而眼下,她的儿子有可能争得储位吗?她不甘心。
前往弥绝的路上,冯逸禀报:“王爷,来人报皇后因为干政,被禁足三个月。”
瑾王勾唇一笑,那个留在王府的奸细果然派上用场。
冯逸却不解:“王爷,这个暗钉我们可以用来做更重要的事,现在提前用,对皇后倒是没有致命的伤害。”
瑾王何尝不知现在还没到用的时候,只是他的生命中突然间多了个女人,打乱了计划,他不过是想保住他想保护的人。
皇帝下令禁足皇后,任她势力再大,短时间内还不足以和皇帝相抗,佟允容至少有三个月的时间是安生的,至于三个月后,他回来便可以日日守护在她的身边。
冯逸自幼跟随瑾王,或许也猜到了些,不再疑惑。
王府内,有一处别苑,鲜有人来往,佟允容独自在王府,一时无趣便过去瞧了瞧,外面有人看守,但那些人见了她却并未阻拦。
走进去便见这里是一大片林子,林中还有一处小院,流水青烟,倒像是个世外桃源。
远处一个衣着朴素的女子正在河边浣洗衣裳,走近看,竟是南宁公主,她惊得说不出话。
女子发现来人,抬头见到是她,欣喜万分,她上前道:“你来了,现在该叫嫂子了吧。”
南宁笑得眉眼弯弯,如今多了些轻松平和的味道。
“公主你怎么在这里?你不是……”
“是瑾皇兄将我们安置在这里,说是未免我们一时冲动,来日后悔。便让我们先尝试着男耕女织的日子,能受得了贫贱夫妻生活,才表明情深意切,值得托付。”
佟允容嘴唇微张:“那束公子也在这里?”
南宁指了指另外一处茅草屋,“他就住在那里。”
佟允容没有想到,瑾王居然想得这样周到,为了妹妹的幸福,他竟将妹妹安排在自己眼下。
顺着南宁所指方向,她瞧见一男子正在砍柴挑水,忙得不亦乐乎,很难将眼前男子与高高在上的相府嫡子联系到一起。
那男子朝南宁笑了笑,抹了把汗,继续干活。
“束公子似乎很享受这样的生活?”
南宁一脸幸福:“是啊,当初不过是彼此有好感,因为和亲迫在眉睫,促使我俩很早便走在一起,经过这些时日,我们看到彼此的弱点,却还能守望相助,我想我们应该都没有选错人。”

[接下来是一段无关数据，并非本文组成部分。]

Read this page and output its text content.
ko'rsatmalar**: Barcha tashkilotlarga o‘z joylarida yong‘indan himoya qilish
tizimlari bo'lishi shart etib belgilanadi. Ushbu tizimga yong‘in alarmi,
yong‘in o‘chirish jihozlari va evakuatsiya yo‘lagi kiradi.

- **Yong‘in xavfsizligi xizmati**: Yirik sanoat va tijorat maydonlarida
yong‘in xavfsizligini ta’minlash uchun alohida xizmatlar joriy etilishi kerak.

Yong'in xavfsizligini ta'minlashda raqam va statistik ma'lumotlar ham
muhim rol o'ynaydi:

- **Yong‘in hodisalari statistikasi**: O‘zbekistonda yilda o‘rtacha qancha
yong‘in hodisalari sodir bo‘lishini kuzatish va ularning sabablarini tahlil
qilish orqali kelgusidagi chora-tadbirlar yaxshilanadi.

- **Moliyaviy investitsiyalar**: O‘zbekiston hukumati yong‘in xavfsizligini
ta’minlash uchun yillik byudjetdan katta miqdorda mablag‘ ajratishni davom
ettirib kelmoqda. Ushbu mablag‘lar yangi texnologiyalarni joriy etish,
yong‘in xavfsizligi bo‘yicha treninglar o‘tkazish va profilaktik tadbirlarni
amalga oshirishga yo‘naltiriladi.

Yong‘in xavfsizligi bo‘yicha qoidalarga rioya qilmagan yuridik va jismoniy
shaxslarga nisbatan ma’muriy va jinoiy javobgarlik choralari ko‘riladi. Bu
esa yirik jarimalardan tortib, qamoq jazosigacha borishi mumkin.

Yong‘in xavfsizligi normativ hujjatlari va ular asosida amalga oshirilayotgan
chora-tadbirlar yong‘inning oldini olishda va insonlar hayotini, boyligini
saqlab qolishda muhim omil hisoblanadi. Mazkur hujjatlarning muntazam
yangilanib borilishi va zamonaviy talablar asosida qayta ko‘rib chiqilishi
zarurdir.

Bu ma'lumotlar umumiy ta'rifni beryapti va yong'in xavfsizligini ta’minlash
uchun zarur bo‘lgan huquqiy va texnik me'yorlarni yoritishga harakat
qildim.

平淡岁月最能检验人心,一时的情动迟早会被生活的琐碎磨灭,一时的意乱情迷也会随时间暴露的缺点,而回归清醒。
显然他们正在接受这种考验,佟允容发自内心祝福他们。
转眼间,已经过去了三个月,瑾王就要回京,可皇帝突然病倒,太医齐聚内殿,轮番为皇帝把脉,商讨治病之策。
皇后从凤仪殿走出来,一直在皇帝身边侍奉。
佟允容入宫为皇帝侍疾,云知担心:“小姐,陛下病的蹊跷,我们去会不会有危险?”
佟允容:“即使有危险,我作为儿媳入宫侍奉理所当然。”
佟允容和皇后都在皇帝的病床前,等候太医的回报。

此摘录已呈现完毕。